R 通过将两列或更多列分组,根据日期差异计算总和
假设我有一个类似于以下数据集的数据集:R 通过将两列或更多列分组,根据日期差异计算总和,r,filter,group-by,sum,R,Filter,Group By,Sum,假设我有一个类似于以下数据集的数据集: | id | Date | Buyer | diff | Amount | ConsecutiveSum | |------|:---------:|------:|------|--------|----------------| | 334 | 6/15/2018 | Simon | NA | 1948 | 0 | | 334 | 6/20/2018 | Simon | 5 | 4290 |
| id | Date | Buyer | diff | Amount | ConsecutiveSum |
|------|:---------:|------:|------|--------|----------------|
| 334 | 6/15/2018 | Simon | NA | 1948 | 0 |
| 334 | 6/20/2018 | Simon | 5 | 4290 | 6238 |
| 334 | 8/17/2018 | Simon | 58 | 4260 | 8550 |
| 334 | 8/20/2018 | Simon | 3 | 79 | 4339 |
| 334 | 8/7/2018 | Wang | NA | 2145 | 0 |
| 334 | 8/9/2018 | Wang | 2 | 4192 | 6337 |
| 5006 | 3/4/2019 | Wang | NA | 1700 | 0 |
| 5006 | 3/7/2019 | Wang | 3 | 335 | 2035 |
| 5006 | 5/5/2019 | Wang | 59 | 4400 | 4735 |
| 5006 | 5/9/2019 | Wang | 4 | 2700 | 7100 |
| 5006 | 5/14/2019 | Wang | 5 | 4355 | 7055 |
| 5006 | 5/17/2019 | Wang | 3 | 3100 | 7455 |
| id | Date | Buyer | diff | Amount | ConsecutiveSum |
|------|:---------:|------:|------|--------|----------------|
| 334 | 6/15/2018 | Simon | NA | 1948 | 0 |
| 334 | 6/20/2018 | Simon | 5 | 4290 | 6238 |
| 334 | 8/7/2018 | Wang | NA | 2145 | 0 |
| 334 | 8/9/2018 | Wang | 2 | 4192 | 6337 |
| 5006 | 5/5/2019 | Wang | 59 | 4400 | 4735 |
| 5006 | 5/9/2019 | Wang | 4 | 2700 | 7100 |
| 5006 | 5/14/2019 | Wang | 5 | 4355 | 7055 |
| 5006 | 5/17/2019 | Wang | 3 | 3100 | 7455 |
我需要获得相同买家和相同id的连续行金额之和>=5000的交易,但差异在5天内的交易=5000,而2018年8月17日和2018年8月20日完成的交易也在5天内差异,但连续性不大于或等于5000,我不希望这些事务出现在输出中。
此外,王在2019年5月5日和2019年5月9日完成的交易相差不超过5天,但基于此帖子,我只能获得2019年5月9日的交易,而不能获得2019年5月5日的交易。
如何重新构造代码以包含此类事务
以下是以下代码:
df <- data.frame(id = c("334","334","334","334","334","334","5006","5006","5006","5006","5006","5006"),
Date = c("6/15/2018","6/20/2018","8/17/2018","8/20/2019","8/7/2018","8/9/2018","3/4/2019",
"3/7/2019","5/5/2019","5/9/2019","5/14/2019","5/17/2019"),
Buyer = c("Simon", "Simon", "Simon", "Simon", "Chang", "Chang", "Chang", "Chang", "Chang",
"Chang","Chang","Chang"),
diff = c("NA","5","58","3","NA","2","NA","3","59","4","5","3"),
Amount = c("1948","4290","4260","79","2145","4192","1700","335","4400","2700","4355","3100"),
ConsecutiveSum = c("0","6238","8550","4339","0","6337","0","2035","4735","7100","7055","7455"),stringsAsFactors = F)

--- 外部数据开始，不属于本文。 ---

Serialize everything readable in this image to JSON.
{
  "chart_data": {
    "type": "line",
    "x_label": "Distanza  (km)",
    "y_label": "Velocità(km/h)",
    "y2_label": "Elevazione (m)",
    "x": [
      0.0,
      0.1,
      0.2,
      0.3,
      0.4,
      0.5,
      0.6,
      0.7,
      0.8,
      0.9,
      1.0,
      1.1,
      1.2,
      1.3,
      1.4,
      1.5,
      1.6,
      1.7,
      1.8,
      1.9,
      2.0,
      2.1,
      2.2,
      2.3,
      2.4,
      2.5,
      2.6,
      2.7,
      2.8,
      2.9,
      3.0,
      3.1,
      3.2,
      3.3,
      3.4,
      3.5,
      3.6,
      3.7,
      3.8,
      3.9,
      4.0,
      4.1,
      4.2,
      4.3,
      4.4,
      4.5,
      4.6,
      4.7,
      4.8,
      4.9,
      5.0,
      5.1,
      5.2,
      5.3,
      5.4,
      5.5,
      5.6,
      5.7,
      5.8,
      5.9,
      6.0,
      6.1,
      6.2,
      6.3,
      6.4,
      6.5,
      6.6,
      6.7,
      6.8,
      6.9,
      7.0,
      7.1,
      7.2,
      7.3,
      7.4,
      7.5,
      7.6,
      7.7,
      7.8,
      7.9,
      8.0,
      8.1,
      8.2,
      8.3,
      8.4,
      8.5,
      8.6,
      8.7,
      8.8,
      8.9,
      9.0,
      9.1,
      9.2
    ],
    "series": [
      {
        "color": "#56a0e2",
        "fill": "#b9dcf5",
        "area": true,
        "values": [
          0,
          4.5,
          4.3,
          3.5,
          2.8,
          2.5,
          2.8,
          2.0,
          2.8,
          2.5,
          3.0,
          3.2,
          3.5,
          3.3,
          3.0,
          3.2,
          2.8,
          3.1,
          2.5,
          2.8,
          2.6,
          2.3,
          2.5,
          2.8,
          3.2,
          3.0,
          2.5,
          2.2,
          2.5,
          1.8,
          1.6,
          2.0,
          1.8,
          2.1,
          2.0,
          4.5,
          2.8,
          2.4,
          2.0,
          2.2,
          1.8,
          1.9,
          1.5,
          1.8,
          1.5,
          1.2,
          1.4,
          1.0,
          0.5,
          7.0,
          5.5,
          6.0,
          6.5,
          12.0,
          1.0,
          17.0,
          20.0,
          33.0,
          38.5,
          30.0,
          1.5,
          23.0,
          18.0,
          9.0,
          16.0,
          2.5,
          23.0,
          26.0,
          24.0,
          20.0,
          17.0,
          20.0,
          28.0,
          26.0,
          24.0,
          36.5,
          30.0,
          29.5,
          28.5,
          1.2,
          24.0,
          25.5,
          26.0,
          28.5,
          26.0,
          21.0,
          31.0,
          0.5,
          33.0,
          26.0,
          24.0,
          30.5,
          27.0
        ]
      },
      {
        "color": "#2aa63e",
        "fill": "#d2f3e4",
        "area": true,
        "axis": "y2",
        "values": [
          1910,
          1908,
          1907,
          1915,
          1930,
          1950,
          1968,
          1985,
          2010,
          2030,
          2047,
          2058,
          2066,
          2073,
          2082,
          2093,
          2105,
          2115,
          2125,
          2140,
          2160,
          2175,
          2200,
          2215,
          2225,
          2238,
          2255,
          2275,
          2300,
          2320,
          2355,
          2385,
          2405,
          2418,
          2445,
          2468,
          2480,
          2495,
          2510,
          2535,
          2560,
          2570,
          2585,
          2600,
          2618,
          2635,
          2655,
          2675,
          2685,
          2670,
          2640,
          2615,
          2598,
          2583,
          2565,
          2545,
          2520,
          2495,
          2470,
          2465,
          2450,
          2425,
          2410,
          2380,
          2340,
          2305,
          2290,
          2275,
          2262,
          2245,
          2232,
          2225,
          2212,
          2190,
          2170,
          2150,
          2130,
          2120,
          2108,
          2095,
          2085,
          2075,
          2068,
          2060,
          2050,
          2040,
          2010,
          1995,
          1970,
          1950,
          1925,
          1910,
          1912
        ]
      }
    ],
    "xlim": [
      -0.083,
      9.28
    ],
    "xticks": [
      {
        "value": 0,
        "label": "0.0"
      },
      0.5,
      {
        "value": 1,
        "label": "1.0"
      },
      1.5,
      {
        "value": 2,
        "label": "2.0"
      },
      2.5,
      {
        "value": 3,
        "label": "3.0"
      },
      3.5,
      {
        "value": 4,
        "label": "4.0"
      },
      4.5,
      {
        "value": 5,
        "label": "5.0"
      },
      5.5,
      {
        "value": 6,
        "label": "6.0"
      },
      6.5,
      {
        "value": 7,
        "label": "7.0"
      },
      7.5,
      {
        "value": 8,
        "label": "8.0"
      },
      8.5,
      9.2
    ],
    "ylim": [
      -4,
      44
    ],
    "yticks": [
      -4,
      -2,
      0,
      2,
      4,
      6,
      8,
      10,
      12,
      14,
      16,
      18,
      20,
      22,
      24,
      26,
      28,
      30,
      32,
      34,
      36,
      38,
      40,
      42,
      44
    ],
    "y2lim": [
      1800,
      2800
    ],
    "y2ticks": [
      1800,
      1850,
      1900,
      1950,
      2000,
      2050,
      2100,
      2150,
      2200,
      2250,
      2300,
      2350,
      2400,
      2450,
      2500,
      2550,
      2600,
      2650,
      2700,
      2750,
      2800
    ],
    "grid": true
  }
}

df$Date <- as.Date(df$Date, '%m/%d/%Y')
df$Amount <- as.numeric(df$Amount)
df$diff <- as.numeric(df$diff)
df$ConsecutiveSum <- as.numeric(df$ConsecutiveSum)
df_sum = df %>% group_by(Buyer,id) %>%
mutate(rank=dense_rank(Date)) %>%
mutate(ConsecutiveSum = ifelse(is.na(lag(Amount)),0,Amount + lag(Amount , default = 0))) %>%
filter(diff<=5 & ConsecutiveSum>=5000 | ConsecutiveSum==0 & lead(ConsecutiveSum)>=5000)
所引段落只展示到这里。